Now, it’s not perfect itself. Certain conditions, such as hypo- or hyperthyroidism, smoking, inflammatory diseases, or glucocorticoid excess, all can vary the cystatin values also. The best, if it’s available, is the estimating equation that incorporates both. And in that way, you minimize any particular covariate that would impact this estimation of glomerular filtration rate.
Bob Barrett:
Well, finally, Dr. Kraft, let me ask you this. What is the difference between estimation of creatinine clearance and estimation of glomerular filtration?
Walter Kraft:
Yeah, so getting back to that Cockcroft-Gault, this was generated at a time in which the actual measurement of glomerular filtration was more difficult.

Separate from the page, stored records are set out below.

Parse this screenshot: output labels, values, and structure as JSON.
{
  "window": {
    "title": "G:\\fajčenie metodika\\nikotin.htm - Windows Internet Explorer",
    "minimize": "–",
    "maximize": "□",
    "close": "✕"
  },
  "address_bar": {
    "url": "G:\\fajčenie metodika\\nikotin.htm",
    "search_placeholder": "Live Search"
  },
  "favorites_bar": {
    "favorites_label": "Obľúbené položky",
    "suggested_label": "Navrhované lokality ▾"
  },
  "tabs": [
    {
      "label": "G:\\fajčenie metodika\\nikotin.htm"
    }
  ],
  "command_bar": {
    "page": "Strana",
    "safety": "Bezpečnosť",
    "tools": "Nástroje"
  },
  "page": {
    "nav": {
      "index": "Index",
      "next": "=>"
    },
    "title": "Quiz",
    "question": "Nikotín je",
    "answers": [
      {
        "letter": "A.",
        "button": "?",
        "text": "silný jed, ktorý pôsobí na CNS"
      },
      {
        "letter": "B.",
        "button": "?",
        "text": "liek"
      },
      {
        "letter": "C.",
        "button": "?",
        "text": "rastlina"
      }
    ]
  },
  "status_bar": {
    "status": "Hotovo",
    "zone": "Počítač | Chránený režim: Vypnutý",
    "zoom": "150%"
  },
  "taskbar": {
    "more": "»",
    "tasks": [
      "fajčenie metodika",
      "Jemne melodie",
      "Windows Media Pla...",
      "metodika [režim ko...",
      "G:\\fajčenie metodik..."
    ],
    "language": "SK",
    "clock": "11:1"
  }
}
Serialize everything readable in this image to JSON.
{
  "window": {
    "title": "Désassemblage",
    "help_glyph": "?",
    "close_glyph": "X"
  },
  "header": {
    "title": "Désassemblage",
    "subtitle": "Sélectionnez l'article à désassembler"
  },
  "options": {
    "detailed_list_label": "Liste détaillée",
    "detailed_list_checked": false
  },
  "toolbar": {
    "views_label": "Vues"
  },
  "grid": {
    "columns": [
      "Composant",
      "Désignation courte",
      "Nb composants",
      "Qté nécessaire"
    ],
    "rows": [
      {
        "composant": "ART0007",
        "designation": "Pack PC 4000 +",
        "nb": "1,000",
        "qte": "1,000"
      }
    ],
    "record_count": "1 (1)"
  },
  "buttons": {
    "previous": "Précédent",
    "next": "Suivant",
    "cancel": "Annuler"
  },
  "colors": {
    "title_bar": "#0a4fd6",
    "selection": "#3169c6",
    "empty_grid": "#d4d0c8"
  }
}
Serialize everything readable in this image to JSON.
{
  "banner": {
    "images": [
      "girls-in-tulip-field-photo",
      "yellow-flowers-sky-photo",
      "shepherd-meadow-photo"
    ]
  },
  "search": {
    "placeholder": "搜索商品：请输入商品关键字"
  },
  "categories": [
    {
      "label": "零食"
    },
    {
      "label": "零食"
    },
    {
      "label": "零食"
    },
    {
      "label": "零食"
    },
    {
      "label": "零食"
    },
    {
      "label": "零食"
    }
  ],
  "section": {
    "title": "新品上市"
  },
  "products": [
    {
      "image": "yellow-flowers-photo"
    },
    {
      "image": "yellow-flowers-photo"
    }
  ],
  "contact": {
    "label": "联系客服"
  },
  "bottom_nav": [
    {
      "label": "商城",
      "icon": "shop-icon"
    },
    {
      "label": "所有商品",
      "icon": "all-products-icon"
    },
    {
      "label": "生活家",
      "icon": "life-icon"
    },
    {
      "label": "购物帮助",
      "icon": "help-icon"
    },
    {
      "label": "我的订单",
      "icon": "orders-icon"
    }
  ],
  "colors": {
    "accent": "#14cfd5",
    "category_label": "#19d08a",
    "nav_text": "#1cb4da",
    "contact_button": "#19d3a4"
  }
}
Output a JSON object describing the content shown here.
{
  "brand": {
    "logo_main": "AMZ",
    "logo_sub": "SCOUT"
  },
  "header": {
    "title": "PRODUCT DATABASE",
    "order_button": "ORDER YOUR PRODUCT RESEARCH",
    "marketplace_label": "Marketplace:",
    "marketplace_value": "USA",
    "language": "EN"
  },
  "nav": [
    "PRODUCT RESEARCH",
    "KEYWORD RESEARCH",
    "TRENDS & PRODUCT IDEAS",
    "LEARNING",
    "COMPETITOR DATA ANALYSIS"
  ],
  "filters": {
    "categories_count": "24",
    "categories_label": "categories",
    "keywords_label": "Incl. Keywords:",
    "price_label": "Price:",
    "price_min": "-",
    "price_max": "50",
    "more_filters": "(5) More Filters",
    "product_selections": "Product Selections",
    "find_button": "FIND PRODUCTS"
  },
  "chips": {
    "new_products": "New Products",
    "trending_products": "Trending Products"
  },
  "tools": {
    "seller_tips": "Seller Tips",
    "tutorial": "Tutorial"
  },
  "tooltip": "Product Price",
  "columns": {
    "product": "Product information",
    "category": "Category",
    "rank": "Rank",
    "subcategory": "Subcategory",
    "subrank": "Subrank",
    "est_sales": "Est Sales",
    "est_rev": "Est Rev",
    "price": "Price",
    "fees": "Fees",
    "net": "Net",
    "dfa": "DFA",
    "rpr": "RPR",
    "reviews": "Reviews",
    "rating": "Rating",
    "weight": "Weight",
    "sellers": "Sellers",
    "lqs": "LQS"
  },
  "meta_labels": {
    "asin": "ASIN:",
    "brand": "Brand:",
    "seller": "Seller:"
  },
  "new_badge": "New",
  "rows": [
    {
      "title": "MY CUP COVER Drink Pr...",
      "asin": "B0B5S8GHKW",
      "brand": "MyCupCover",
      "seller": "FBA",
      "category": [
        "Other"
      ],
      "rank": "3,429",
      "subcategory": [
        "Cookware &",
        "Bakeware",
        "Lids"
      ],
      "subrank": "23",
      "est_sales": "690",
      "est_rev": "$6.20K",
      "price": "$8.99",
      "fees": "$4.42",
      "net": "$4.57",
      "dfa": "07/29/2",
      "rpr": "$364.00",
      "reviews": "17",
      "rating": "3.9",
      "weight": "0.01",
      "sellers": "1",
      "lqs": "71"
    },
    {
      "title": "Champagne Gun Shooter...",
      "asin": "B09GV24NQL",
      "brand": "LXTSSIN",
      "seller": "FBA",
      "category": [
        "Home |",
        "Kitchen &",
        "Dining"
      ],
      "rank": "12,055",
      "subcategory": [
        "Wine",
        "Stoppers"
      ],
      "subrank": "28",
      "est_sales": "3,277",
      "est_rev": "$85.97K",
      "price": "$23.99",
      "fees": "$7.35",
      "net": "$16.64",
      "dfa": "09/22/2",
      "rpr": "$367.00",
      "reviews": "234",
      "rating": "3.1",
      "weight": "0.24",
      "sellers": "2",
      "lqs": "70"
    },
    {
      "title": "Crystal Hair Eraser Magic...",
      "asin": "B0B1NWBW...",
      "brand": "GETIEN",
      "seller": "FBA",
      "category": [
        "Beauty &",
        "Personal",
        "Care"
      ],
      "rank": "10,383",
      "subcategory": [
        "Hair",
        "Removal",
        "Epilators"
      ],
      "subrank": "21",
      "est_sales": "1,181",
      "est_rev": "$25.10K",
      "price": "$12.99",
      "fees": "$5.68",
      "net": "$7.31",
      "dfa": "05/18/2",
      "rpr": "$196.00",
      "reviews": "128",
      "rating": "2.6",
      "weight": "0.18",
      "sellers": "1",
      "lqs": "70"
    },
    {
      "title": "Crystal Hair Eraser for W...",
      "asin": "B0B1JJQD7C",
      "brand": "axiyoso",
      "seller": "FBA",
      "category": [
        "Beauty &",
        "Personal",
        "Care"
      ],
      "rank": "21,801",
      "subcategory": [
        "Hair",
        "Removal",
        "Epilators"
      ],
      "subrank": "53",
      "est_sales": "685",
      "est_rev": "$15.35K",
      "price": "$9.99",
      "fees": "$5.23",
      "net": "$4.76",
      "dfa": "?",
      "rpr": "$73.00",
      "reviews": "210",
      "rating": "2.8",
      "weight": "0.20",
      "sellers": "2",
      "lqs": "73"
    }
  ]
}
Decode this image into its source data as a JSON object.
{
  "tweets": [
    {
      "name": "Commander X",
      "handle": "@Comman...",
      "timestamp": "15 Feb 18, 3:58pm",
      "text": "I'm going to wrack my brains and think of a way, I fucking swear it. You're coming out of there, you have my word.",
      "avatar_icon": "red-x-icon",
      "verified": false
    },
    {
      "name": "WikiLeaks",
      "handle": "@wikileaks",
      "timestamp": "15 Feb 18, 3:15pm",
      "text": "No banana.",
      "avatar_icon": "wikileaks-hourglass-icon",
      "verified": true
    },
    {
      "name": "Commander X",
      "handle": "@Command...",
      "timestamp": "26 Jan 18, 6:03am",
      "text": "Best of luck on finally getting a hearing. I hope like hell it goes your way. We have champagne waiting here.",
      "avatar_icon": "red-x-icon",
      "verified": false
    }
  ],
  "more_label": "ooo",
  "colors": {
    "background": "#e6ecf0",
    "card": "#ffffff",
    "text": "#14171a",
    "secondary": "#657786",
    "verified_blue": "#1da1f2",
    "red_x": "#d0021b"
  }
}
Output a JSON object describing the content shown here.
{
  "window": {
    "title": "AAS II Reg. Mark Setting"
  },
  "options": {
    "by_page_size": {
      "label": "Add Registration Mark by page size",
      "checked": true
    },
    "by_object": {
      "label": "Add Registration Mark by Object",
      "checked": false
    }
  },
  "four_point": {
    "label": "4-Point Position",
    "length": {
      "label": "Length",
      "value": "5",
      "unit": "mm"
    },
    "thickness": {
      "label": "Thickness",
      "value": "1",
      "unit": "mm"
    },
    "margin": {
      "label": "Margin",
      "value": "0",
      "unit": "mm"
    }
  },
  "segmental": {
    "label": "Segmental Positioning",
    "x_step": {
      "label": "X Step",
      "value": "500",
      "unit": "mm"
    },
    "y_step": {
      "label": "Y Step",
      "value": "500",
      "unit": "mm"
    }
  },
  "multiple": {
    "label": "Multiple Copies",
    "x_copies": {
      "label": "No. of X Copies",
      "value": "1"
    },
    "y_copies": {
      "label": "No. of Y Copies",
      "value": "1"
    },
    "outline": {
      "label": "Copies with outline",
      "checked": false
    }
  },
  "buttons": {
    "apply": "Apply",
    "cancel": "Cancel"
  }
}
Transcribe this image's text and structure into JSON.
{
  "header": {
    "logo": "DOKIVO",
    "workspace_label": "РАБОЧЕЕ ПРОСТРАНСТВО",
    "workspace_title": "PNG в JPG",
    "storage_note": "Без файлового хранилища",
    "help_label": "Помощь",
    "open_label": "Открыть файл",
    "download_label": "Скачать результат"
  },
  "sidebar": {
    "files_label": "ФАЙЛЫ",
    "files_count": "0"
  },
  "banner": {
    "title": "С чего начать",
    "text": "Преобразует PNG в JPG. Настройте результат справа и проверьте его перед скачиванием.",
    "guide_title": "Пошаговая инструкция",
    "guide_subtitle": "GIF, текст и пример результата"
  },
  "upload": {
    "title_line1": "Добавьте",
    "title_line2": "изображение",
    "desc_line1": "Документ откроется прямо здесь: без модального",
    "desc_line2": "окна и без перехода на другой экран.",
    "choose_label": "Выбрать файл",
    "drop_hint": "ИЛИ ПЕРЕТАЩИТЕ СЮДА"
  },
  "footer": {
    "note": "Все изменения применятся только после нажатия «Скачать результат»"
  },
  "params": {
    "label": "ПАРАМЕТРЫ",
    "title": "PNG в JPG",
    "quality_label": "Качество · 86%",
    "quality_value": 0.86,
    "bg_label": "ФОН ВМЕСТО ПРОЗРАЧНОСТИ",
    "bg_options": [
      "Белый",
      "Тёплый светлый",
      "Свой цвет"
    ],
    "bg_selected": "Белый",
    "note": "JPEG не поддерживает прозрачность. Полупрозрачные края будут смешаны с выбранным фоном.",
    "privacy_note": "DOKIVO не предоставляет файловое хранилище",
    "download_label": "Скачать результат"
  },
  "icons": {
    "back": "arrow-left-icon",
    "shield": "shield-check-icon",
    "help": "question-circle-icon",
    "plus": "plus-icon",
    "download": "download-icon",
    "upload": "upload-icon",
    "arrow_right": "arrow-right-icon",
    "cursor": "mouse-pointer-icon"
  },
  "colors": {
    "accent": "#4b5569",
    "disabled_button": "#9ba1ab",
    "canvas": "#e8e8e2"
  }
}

Now, we can still do that. It is inconvenient. It’s expensive. It’s not done quite a bit. And in fact, that’s probably one area in which perhaps me and the other editorialist had differed a little bit from the working group in how much we would suggest the use of an actual measurement of glomerular filtration using an exogenous substrate.
But in the case of the difference between the creatinine clearance and estimated glomerular filtration, it’s really a reflection of the fact that the equations were optimized for two different things. One, creatinine, the proxy for the thing we’re interested in, which is glomerular filtration rate. And second, our modern equation, which actually is optimized for glomerular filtration itself as an estimator.
Bob Barrett:
That was Dr. Walter Kraft from Sidney Kimmel Medical College in Philadelphia, Pennsylvania. He wrote a perspective article in the October 2025 issue of Clinical Chemistry, discussing the impact of new glomerular function equations on drug dosing, and he’s been our guest in this podcast on that topic. I’m Bob Barrett. Thanks for listening.